Tuesday, January 04, 2011

My take-aways from cognitive surplus and some questions


I was very impressed by Here come's everybody by Clay Shirky and happy to read his second book Cognitive Surplus during the Christmas holidays. I definitely enjoyed reading it, because Shirky is very good in understanding social change as a result of technological changes and explaining it with brilliant examples. On the other hand, I missed some answers that I had unconsciously hoped to find. Let me use my blog to summarize my take-aways and try and formulate what questions I have that are unanswered...

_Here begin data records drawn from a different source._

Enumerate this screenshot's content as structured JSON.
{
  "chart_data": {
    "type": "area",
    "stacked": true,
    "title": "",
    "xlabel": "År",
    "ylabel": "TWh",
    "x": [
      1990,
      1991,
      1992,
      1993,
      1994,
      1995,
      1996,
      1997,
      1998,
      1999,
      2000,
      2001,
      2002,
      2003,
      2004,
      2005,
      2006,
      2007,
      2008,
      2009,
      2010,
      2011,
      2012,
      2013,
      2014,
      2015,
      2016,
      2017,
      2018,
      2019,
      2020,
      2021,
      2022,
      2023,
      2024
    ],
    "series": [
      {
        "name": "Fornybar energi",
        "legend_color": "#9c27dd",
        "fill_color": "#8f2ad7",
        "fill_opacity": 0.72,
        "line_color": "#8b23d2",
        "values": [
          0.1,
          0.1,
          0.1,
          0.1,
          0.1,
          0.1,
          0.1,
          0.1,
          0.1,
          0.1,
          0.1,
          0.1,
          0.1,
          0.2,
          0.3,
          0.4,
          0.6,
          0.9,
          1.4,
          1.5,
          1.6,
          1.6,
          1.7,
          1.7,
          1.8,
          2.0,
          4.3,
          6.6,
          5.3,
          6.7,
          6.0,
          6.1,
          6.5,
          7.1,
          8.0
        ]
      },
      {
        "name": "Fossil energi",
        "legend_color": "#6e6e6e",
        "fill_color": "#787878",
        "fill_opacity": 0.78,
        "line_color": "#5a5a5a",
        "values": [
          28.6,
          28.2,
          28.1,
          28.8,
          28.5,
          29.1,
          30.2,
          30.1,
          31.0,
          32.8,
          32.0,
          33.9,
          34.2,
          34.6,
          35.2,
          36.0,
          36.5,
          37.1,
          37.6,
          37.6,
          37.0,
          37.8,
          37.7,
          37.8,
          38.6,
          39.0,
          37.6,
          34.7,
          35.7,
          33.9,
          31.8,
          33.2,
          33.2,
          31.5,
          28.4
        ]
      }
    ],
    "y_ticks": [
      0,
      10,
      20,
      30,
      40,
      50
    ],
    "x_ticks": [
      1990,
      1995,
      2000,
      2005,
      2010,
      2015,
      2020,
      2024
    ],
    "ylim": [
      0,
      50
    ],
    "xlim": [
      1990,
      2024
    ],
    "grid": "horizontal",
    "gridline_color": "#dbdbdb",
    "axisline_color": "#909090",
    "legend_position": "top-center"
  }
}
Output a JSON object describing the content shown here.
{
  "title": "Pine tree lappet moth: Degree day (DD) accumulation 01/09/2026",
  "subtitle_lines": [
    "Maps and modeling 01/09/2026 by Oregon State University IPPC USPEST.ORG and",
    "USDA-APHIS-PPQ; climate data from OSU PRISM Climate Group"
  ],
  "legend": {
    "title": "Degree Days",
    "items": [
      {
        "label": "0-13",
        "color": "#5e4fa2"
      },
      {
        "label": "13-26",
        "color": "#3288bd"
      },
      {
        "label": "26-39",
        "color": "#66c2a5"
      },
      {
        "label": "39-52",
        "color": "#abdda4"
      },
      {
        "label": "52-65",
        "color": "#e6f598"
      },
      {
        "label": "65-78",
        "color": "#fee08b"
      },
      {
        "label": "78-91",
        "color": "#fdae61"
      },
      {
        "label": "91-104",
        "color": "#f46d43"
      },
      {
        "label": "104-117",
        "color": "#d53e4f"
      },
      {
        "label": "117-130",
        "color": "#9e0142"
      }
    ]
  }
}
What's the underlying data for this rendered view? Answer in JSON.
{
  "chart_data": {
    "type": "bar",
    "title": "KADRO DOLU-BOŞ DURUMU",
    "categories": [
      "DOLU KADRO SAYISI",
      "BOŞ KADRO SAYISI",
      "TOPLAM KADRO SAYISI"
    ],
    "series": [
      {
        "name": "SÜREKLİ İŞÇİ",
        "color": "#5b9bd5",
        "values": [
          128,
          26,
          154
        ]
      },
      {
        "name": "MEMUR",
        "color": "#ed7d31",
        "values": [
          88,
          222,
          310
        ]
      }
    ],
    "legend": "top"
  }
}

First some highlights from the book (some already hightlighted in his first book):
  • People enjoy making and sharing and social media makes that possible on a global scale- an enormous cognitive surplus we have collectively. Shirky gives an historical analysis of gin as lubrication for the industrializing society- chaotic and urbanized. It helped people in London to cope with life. Not laws, but a restructuring of society with mutual aid societies amongst others reduced gin consumption. The gin our time has been the television with people watching thousands of hours. This is our cognitive surplus imagine how many hours we watch collectively! Social media taps that surplus and uses that free time differently. We like making and sharing things, being creative. This can be lead to fun things (sharing a video of your cat) or serious things (like wikipedia- an online encyclopedia).
  • With the ease of publishing through social media average quality of writing drops, but experimentation and diversity increases and the best works becomes better than before. The other example is the introduction of movable type letters by Gutenberg in the fifteenth century. This lead to an abundance of book, which before then had to be carved out. The first thing that happened was that more Bibles were printed. It took some time before also new books were published, and later novels, newspapers, scientific journals. Edgar Allan Poe commented that the multiplication of books is an evil because it lead to a pile of books with lots of useless ones. True that the freedom to publish lowered the average quality. But it increases experimentation and dissemination. A striking similarity with social media which make it easy for anyone to publish online. With lower average quality too! Yet it can be disorienting for people who've grown up with the previous situation of scarcity.
  • People's intrinsic motivations gravitate towards experiences that reward them in feeling autonomous, competent or connected and publishing, Collaborating through social media gives them that experience. Every successful example of social media harnesses this intrinsic motivation. People working together on causes, examples like the open source software or wikipedia has been a surprise to many asking: "why are people doing this?" because our theories were based on the idea that people work for personal and financial motives, not for free.
  • The things people do with social media have different types of value; personal, communal, public or civic value can be created. Personal value drives the hobbyists, communal value is created by a group of collaborators working on some common interest or goal. Communal value becomes public when it is open to non-members (eg. the apache software is quoted as an example). Finally, civic value is created by groups trying to transform society. Pink chaddis is mentioned, or the two examples of my previous blogpost about digital natives with a cause come to mind.
Now let me think about my questions that are not answered by this book:
  1. How does this link to our evolution as human mankind? Are people developing higher IQs and EQs? Becoming more imaginative, more creative? Are we better able to think globally and to connect because we can empathize and link to a wider range of lives and emotions? How will the brains of future generations be wired differently?
  2. How are these developments linked to global issues like poverty, crises, climate change? Will it improve our collective ability to deal with them or will the people with access to social media be at an advantage to appropriate resources? In other words, how will it affect issues of equity?
  3. How does social media connectivity affect science and multi-disciplinarity?
  4. What is our intrinsic motivation, how is it shaped? So what direction will the value created by the cognitive surplus take? What is the role of leadership in this?
  5. What does civic sharing through social media mean as a power to transformation of society? And to the speed of transformation?